In early 1943, J. Robert Oppenheimer, the newly named director of the as-yet-unbuilt nuclear weapons design laboratory at Los Alamos, had to recruit a scientific staff for a purpose he could not disclose, at a place he could not specify, for a period he could not predict. Adding to these ambiguities was that of the status of the staff - Brig. Gen.
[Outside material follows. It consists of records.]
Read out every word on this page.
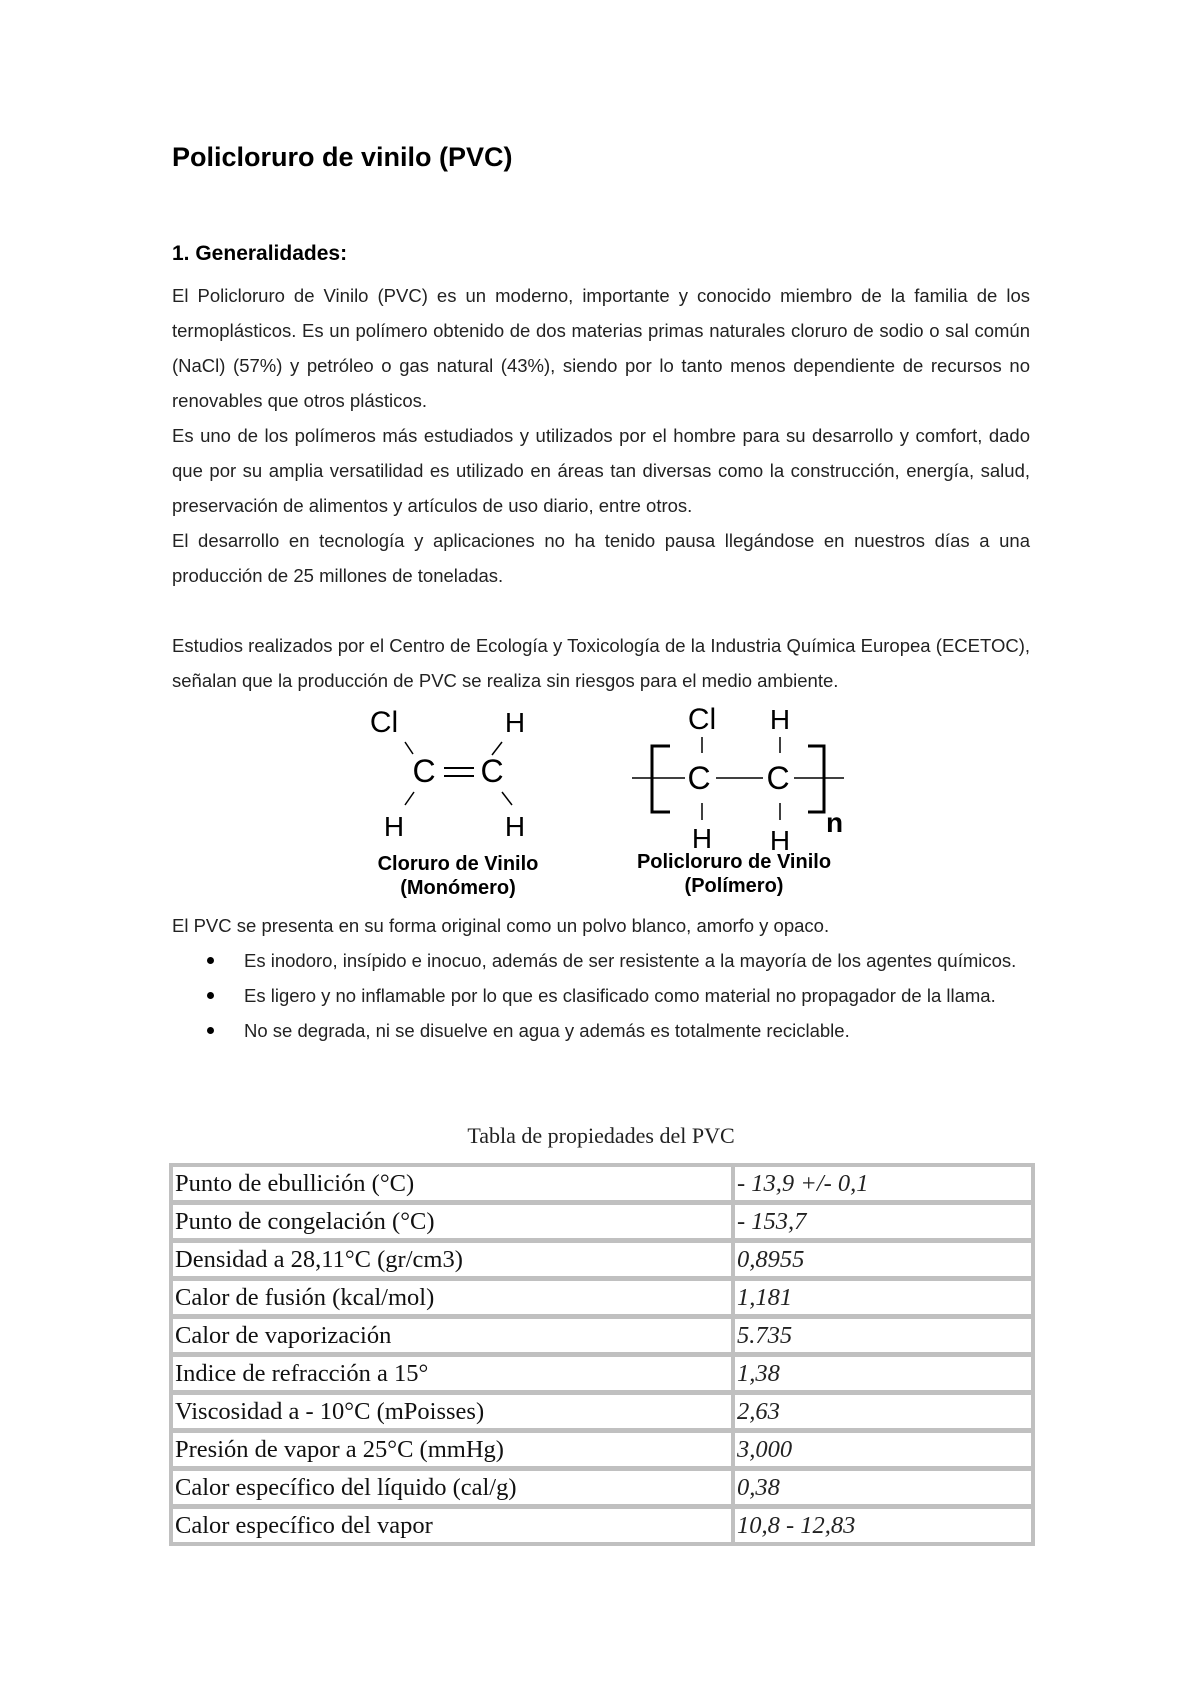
Policloruro de vinilo (PVC)
1. Generalidades:

El Policloruro de Vinilo (PVC) es un moderno, importante y conocido miembro de la familia de los termoplásticos. Es un polímero obtenido de dos materias primas naturales cloruro de sodio o sal común (NaCl) (57%) y petróleo o gas natural (43%), siendo por lo tanto menos dependiente de recursos no renovables que otros plásticos.

Es uno de los polímeros más estudiados y utilizados por el hombre para su desarrollo y comfort, dado que por su amplia versatilidad es utilizado en áreas tan diversas como la construcción, energía, salud, preservación de alimentos y artículos de uso diario, entre otros.

El desarrollo en tecnología y aplicaciones no ha tenido pausa llegándose en nuestros días a una producción de 25 millones de toneladas.

Estudios realizados por el Centro de Ecología y Toxicología de la Industria Química Europea (ECETOC), señalan que la producción de PVC se realiza sin riesgos para el medio ambiente.

Cl	H
C C
H	H
Cloruro de Vinilo
(Monómero)
Cl H
C C
H H
n
Policloruro de Vinilo
(Polímero)

El PVC se presenta en su forma original como un polvo blanco, amorfo y opaco.

Es inodoro, insípido e inocuo, además de ser resistente a la mayoría de los agentes químicos.
Es ligero y no inflamable por lo que es clasificado como material no propagador de la llama.
No se degrada, ni se disuelve en agua y además es totalmente reciclable.

Tabla de propiedades del PVC

Punto de ebullición (°C)	- 13,9 +/- 0,1
Punto de congelación (°C)	- 153,7
Densidad a 28,11°C (gr/cm3)	0,8955
Calor de fusión (kcal/mol)	1,181
Calor de vaporización	5.735
Indice de refracción a 15°	1,38
Viscosidad a - 10°C (mPoisses)	2,63
Presión de vapor a 25°C (mmHg)	3,000
Calor específico del líquido (cal/g)	0,38
Calor específico del vapor	10,8 - 12,83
Leslie Groves wanted a military laboratory where scientists served in uniform, a stipulation to which Oppenheimer originally agreed.

Most of the scientists who had been recruited to work on defense projects, however, worked for universities under contract to the Office of Scientific Research and Development (OSRD) and they were reluctant to don uniforms.

Another difficulty arose from the fact that many nuclear physicists had already been absorbed by the Radiation Laboratory at the Massachusetts Institute of Technology, which was developing radar; the Metallurgical Laboratory at the University of Chicago, which was working on ways of producing and purifying the new element plutonium that was expected to be one of the nuclear explosives; and Ernest Lawrence's electromagnetic uranium isotope separation project at the University of California Radiation Laboratory in Berkeley.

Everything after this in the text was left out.